El
título del artículo de hoy es el de una de las expresiones o lemas que más
circularon durante la revuelta del mayo del 68 francés, un movimiento
estudiantil de protesta que logró poner París patas arriba y que demandaba
libertada, aunque sobre todo buscaba hedonismo y acercar los regímenes
democráticos occidentales a lo que se creía era el paraíso socialista. Debajo
de los adoquines de París no había playa alguna y el este de Europa escondía
dictaduras horrendas, pero el movimiento perduró en el tiempo como un momento
de libertad exaltada, y era necesario atestiguar que uno estuvo allí para ser
alguien. Si todos los que dicen haber sido revoltosos de la Sorbona en esa
fecha realmente lo fueran, París hubiese tenido la población de Beijing.
Y
he escogido este título para hoy porque quiero rememorar un episodio de mi
pasado que estos días se me repite mucho en la mente. A finales de los noventa
estaba yo, ingenuo (como ahora) en la universidad, con la carrera terminada, y
desarrollando los cursos de doctorado y la tesina con vistas a sacar una tesis
que nunca logré hacer.
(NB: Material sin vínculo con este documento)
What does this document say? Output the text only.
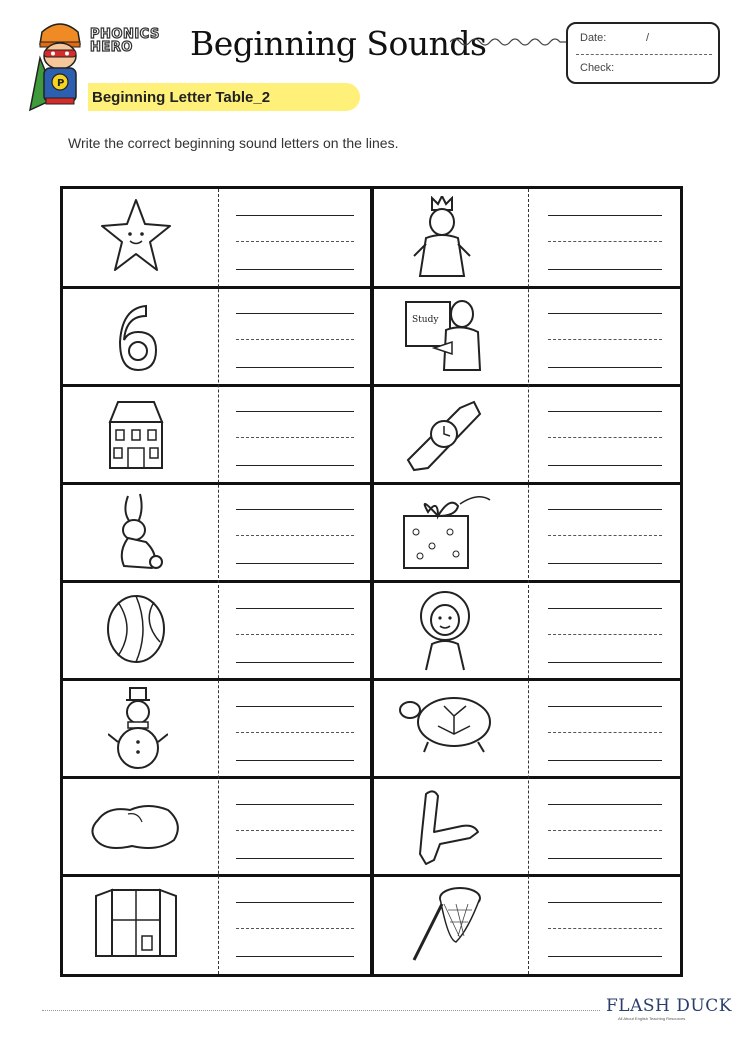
P
PHONICS
HERO	Beginning Sounds	Date:	/
Check:
Beginning Letter Table_2
Write the correct beginning sound letters on the lines.
Study
FLASH DUCK
All About English Teaching Resources
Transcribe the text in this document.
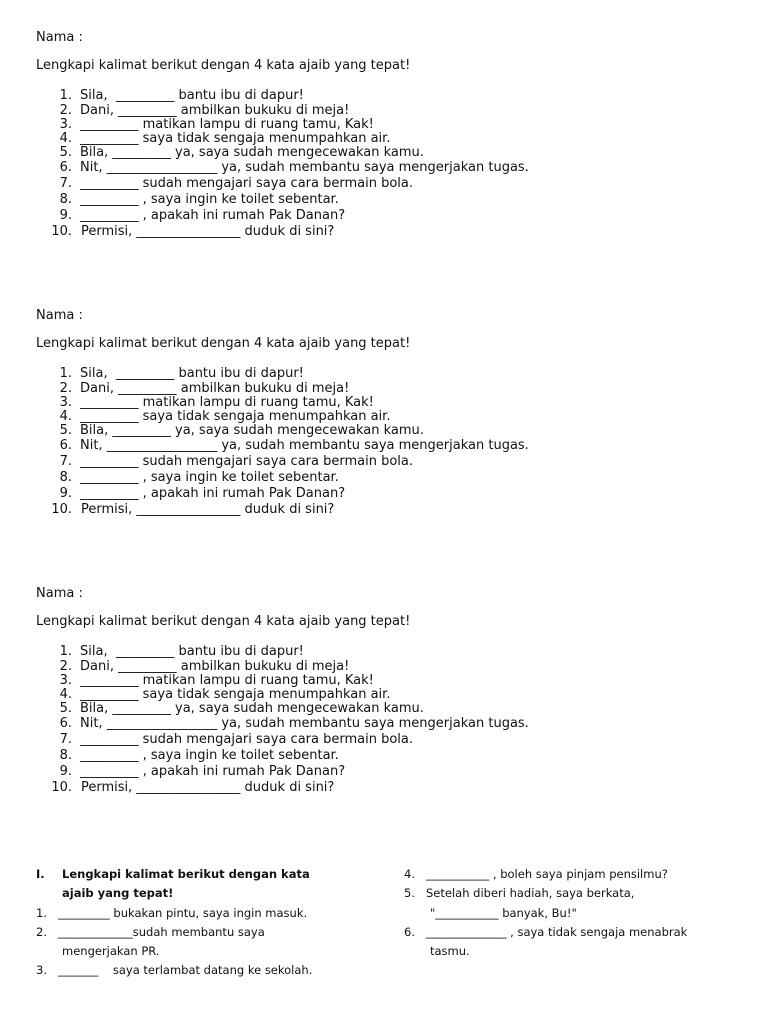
Nama :
Lengkapi kalimat berikut dengan 4 kata ajaib yang tepat!
1. Sila,  _________ bantu ibu di dapur!
2. Dani, _________ ambilkan bukuku di meja!
3. _________ matikan lampu di ruang tamu, Kak!
4. _________ saya tidak sengaja menumpahkan air.
5. Bila, _________ ya, saya sudah mengecewakan kamu.
6. Nit, _________________ ya, sudah membantu saya mengerjakan tugas.
7. _________ sudah mengajari saya cara bermain bola.
8. _________ , saya ingin ke toilet sebentar.
9. _________ , apakah ini rumah Pak Danan?
10. Permisi, ________________ duduk di sini?
Nama :
Lengkapi kalimat berikut dengan 4 kata ajaib yang tepat!
1. Sila,  _________ bantu ibu di dapur!
2. Dani, _________ ambilkan bukuku di meja!
3. _________ matikan lampu di ruang tamu, Kak!
4. _________ saya tidak sengaja menumpahkan air.
5. Bila, _________ ya, saya sudah mengecewakan kamu.
6. Nit, _________________ ya, sudah membantu saya mengerjakan tugas.
7. _________ sudah mengajari saya cara bermain bola.
8. _________ , saya ingin ke toilet sebentar.
9. _________ , apakah ini rumah Pak Danan?
10. Permisi, ________________ duduk di sini?
Nama :
Lengkapi kalimat berikut dengan 4 kata ajaib yang tepat!
1. Sila,  _________ bantu ibu di dapur!
2. Dani, _________ ambilkan bukuku di meja!
3. _________ matikan lampu di ruang tamu, Kak!
4. _________ saya tidak sengaja menumpahkan air.
5. Bila, _________ ya, saya sudah mengecewakan kamu.
6. Nit, _________________ ya, sudah membantu saya mengerjakan tugas.
7. _________ sudah mengajari saya cara bermain bola.
8. _________ , saya ingin ke toilet sebentar.
9. _________ , apakah ini rumah Pak Danan?
10. Permisi, ________________ duduk di sini?
I. Lengkapi kalimat berikut dengan kata
ajaib yang tepat!
1. _________ bukakan pintu, saya ingin masuk.
2. _____________sudah membantu saya
mengerjakan PR.
3. _______    saya terlambat datang ke sekolah.
4. ___________ , boleh saya pinjam pensilmu?
5. Setelah diberi hadiah, saya berkata,
"___________ banyak, Bu!"
6. ______________ , saya tidak sengaja menabrak
tasmu.
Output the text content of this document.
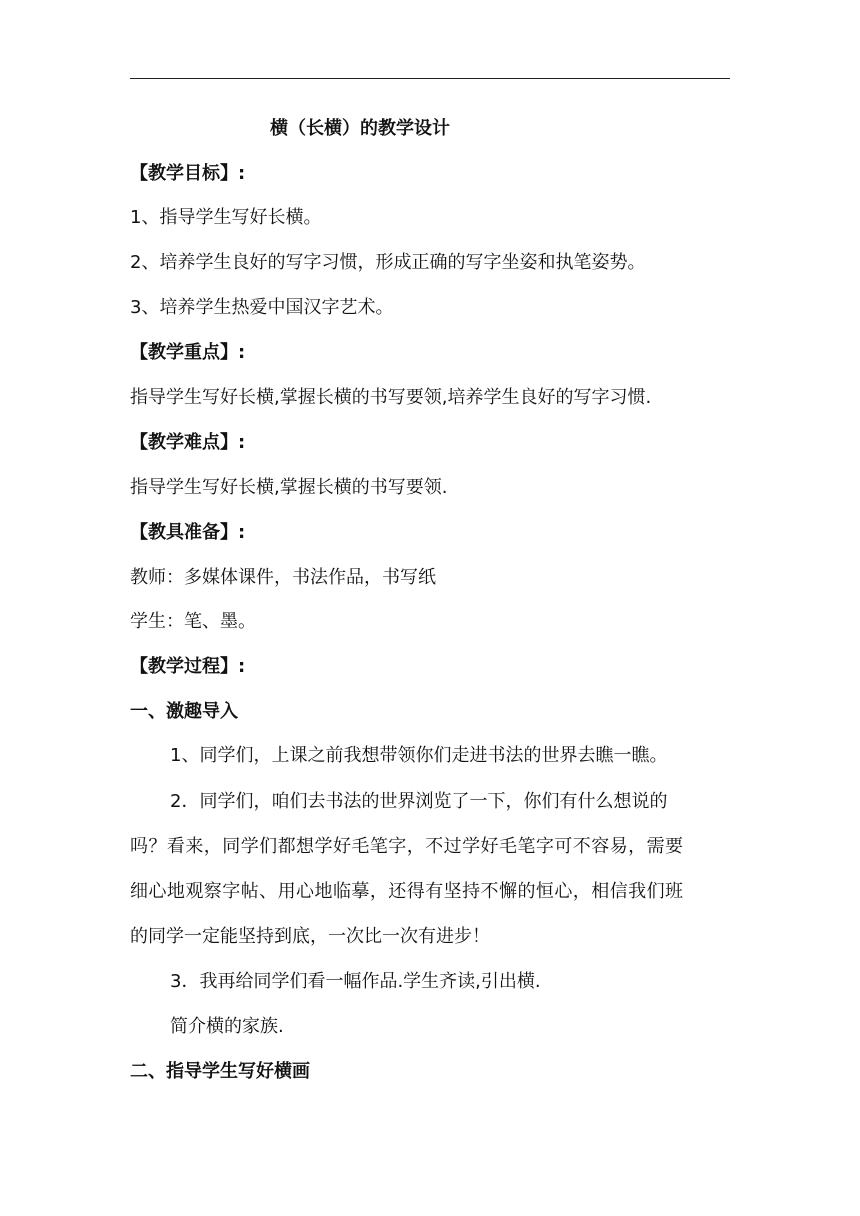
横（长横）的教学设计
【教学目标】:
1、指导学生写好长横。
2、培养学生良好的写字习惯，形成正确的写字坐姿和执笔姿势。
3、培养学生热爱中国汉字艺术。
【教学重点】:
指导学生写好长横,掌握长横的书写要领,培养学生良好的写字习惯.
【教学难点】:
指导学生写好长横,掌握长横的书写要领.
【教具准备】:
教师：多媒体课件，书法作品，书写纸
学生：笔、墨。
【教学过程】:
一、激趣导入
1、同学们，上课之前我想带领你们走进书法的世界去瞧一瞧。
2．同学们，咱们去书法的世界浏览了一下，你们有什么想说的
吗？看来，同学们都想学好毛笔字，不过学好毛笔字可不容易，需要
细心地观察字帖、用心地临摹，还得有坚持不懈的恒心，相信我们班
的同学一定能坚持到底，一次比一次有进步！
3．我再给同学们看一幅作品.学生齐读,引出横.
简介横的家族.
二、指导学生写好横画
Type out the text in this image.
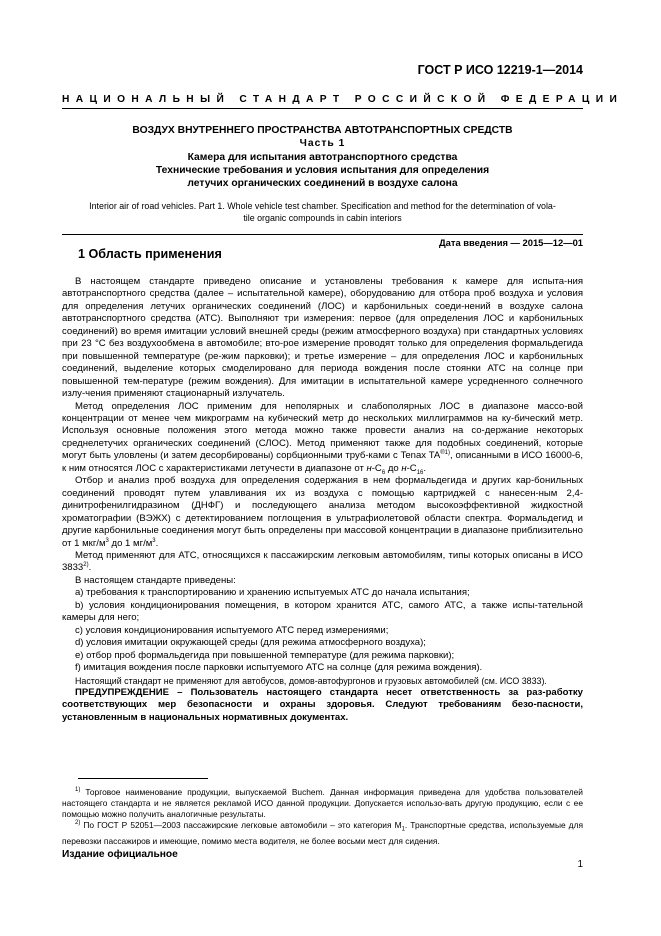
ГОСТ Р ИСО 12219-1—2014
НАЦИОНАЛЬНЫЙ СТАНДАРТ РОССИЙСКОЙ ФЕДЕРАЦИИ
ВОЗДУХ ВНУТРЕННЕГО ПРОСТРАНСТВА АВТОТРАНСПОРТНЫХ СРЕДСТВ
Часть 1
Камера для испытания автотранспортного средства
Технические требования и условия испытания для определения
летучих органических соединений в воздухе салона
Interior air of road vehicles. Part 1. Whole vehicle test chamber. Specification and method for the determination of vola-
tile organic compounds in cabin interiors
Дата введения — 2015—12—01
1 Область применения

В настоящем стандарте приведено описание и установлены требования к камере для испыта-ния автотранспортного средства (далее – испытательной камере), оборудованию для отбора проб воздуха и условия для определения летучих органических соединений (ЛОС) и карбонильных соеди-нений в воздухе салона автотранспортного средства (АТС). Выполняют три измерения: первое (для определения ЛОС и карбонильных соединений) во время имитации условий внешней среды (режим атмосферного воздуха) при стандартных условиях при 23 °С без воздухообмена в автомобиле; вто-рое измерение проводят только для определения формальдегида при повышенной температуре (ре-жим парковки); и третье измерение – для определения ЛОС и карбонильных соединений, выделение которых смоделировано для периода вождения после стоянки АТС на солнце при повышенной тем-пературе (режим вождения). Для имитации в испытательной камере усредненного солнечного излу-чения применяют стационарный излучатель.

Метод определения ЛОС применим для неполярных и слабополярных ЛОС в диапазоне массо-вой концентрации от менее чем микрограмм на кубический метр до нескольких миллиграммов на ку-бический метр. Используя основные положения этого метода можно также провести анализ на со-держание некоторых среднелетучих органических соединений (СЛОС). Метод применяют также для подобных соединений, которые могут быть уловлены (и затем десорбированы) сорбционными труб-ками с Tenax $TA^{®1)}$, описанными в ИСО 16000-6, к ним относятся ЛОС с характеристиками летучести в диапазоне от $н-C_6$ до $н-C_{16}$.

Отбор и анализ проб воздуха для определения содержания в нем формальдегида и других кар-бонильных соединений проводят путем улавливания их из воздуха с помощью картриджей с нанесен-ным 2,4-динитрофенилгидразином (ДНФГ) и последующего анализа методом высокоэффективной жидкостной хроматографии (ВЭЖХ) с детектированием поглощения в ультрафиолетовой области спектра. Формальдегид и другие карбонильные соединения могут быть определены при массовой концентрации в диапазоне приблизительно от 1 мкг/$м^3$ до 1 $мг/м^3$.

Метод применяют для АТС, относящихся к пассажирским легковым автомобилям, типы которых описаны в ИСО 3833$^{2)}$.

В настоящем стандарте приведены:

а) требования к транспортированию и хранению испытуемых АТС до начала испытания;

b) условия кондиционирования помещения, в котором хранится АТС, самого АТС, а также испы-тательной камеры для него;

c) условия кондиционирования испытуемого АТС перед измерениями;

d) условия имитации окружающей среды (для режима атмосферного воздуха);

e) отбор проб формальдегида при повышенной температуре (для режима парковки);

f) имитация вождения после парковки испытуемого АТС на солнце (для режима вождения).

Настоящий стандарт не применяют для автобусов, домов-автофургонов и грузовых автомобилей (см. ИСО 3833).

ПРЕДУПРЕЖДЕНИЕ – Пользователь настоящего стандарта несет ответственность за раз-работку соответствующих мер безопасности и охраны здоровья. Следуют требованиям безо-пасности, установленным в национальных нормативных документах.

$^{1)}$ Торговое наименование продукции, выпускаемой Buchem. Данная информация приведена для удобства пользователей настоящего стандарта и не является рекламой ИСО данной продукции. Допускается использо-вать другую продукцию, если с ее помощью можно получить аналогичные результаты.

$^{2)}$ По ГОСТ Р 52051—2003 пассажирские легковые автомобили – это категория $М_1$. Транспортные средства, используемые для перевозки пассажиров и имеющие, помимо места водителя, не более восьми мест для сидения.

Издание официальное
1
Pasaba mucho tiempo en el centro de cálculo, tanto por
motivos de trabajo como por puro ocio, y conocí allí a personas excelentes,
mucho más listas que yo, de las que hoy en día sigo aprendiendo. Uno de ellos
era PBN, un par de años mayor que yo, que ya estaba embarcado en su tesis y
también pasaba mucho tiempo en aquel lugar. A PBN le gusta el fútbol, y yo lo aborrezco,
y estábamos una vez hablando de no se qué y sacó él su pasión por el balón y el
equipo que le motiva, y como estaba yo un poco cansado de la plasta del fútbol
le solté todo serio que “eso del fútbol habría que prohibirlo”. PBN se giró
lentamente, me miró con cierta cara de conmiseración mezclada con desprecio,
como la de Clint Eastwood a cada de sus víctimas en cualquiera de sus
películas, y me soltó una perorata sobre quién era yo para pedir que se
prohibiera algo, si al final sólo iba a existir aquello que le gustase al
señorito y que la sociedad es mucho más abierta y plural de lo que es cada uno
de sus individuos, y pretender imponer gustos es una muestra de dictadura. Yo,
aunque utilicé un tono serio, no lo pensaba con tanta rotundidad, aunque no les
niego que sí con un cierto regustillo, pero PBN me contestó serio, directo,
adulto, como si realmente hubiera sentido una afrenta por parte de un chiquillo
caprichoso que no sabía lo que decía. Reflexioné bastante sobre aquel episodio
y, pese a que mi rechazo al fútbol no hace sino crecer día a día, ya entonces
no pude sino darle toda la razón a PBN y admitir que, aún soltándolo de
improviso, mi expresión y deseo de prohibir eran desacertados. Había dado
rienda suelta al censor que todos llevamos dentro, al diablillo que nos sugiere
que lo que nos gusta es superior a lo que no, y que si nos colocamos en una
posición de poder y decisión empieza a ejecutar restricciones, sesgos y
prohibiciones a tutiplén, porque todos deseamos el bien común que pasa, en
primer lugar, por el propio. Y el considerar que lo que uno ve bien es lo que
está bien es un paso que se otorga con una naturalidad pasmosa y que provoca
enormes conflictos en todas las sociedades. Ese día PBN me dio una lección que no
pocas veces recuerdo, y trato de volver a poner al frente de mis pensamiento,
porque el diablillo censor existe, también anida en mi, no se lo niego, y lucha
por hacerse un hueco hasta el control de mi garganta y brazos, para que pueda
pedir en voz alta y con gestos estentóreos que algo, lo que sea que no me
gusta, se prohíba. Y entonces la figura de PBN aparece en mi mente y sujeta al
diablillo censor, le impide el paso, trata de aprisionarlo, y evita que mi
persona haga el ridículo como aquel día en el centro de cálculo de la
universidad.
Vivimos
hoy en día tiempos extraños en los que los diablillos censores de todo el mundo
están desatados, corren por las redes sociales y no dejan de demandar, de
manera insistente y en todos los sentidos, que se prohíban cada vez más cosas
en aras de una corrección y de unas presuntas ofensas que ya no bordean lo
absurdo, sino que lo sobrepasan con creces. Conciertos, películas, actores, libros,
series, cuadros, todo está sujeto a un ejercicio de censura absoluto que no
deja de crecer y que no parece que pueda ser frenado, sino más bien es alentado
desde posiciones de poder. Una ola de puritanismo, de moralidad absoluta, que
no es sino el reflejo de diablillos censores que se desatan cuando el poder
llega a las manos de sus poseedores. Ay, PBN, ¡por qué no se te hará más caso!.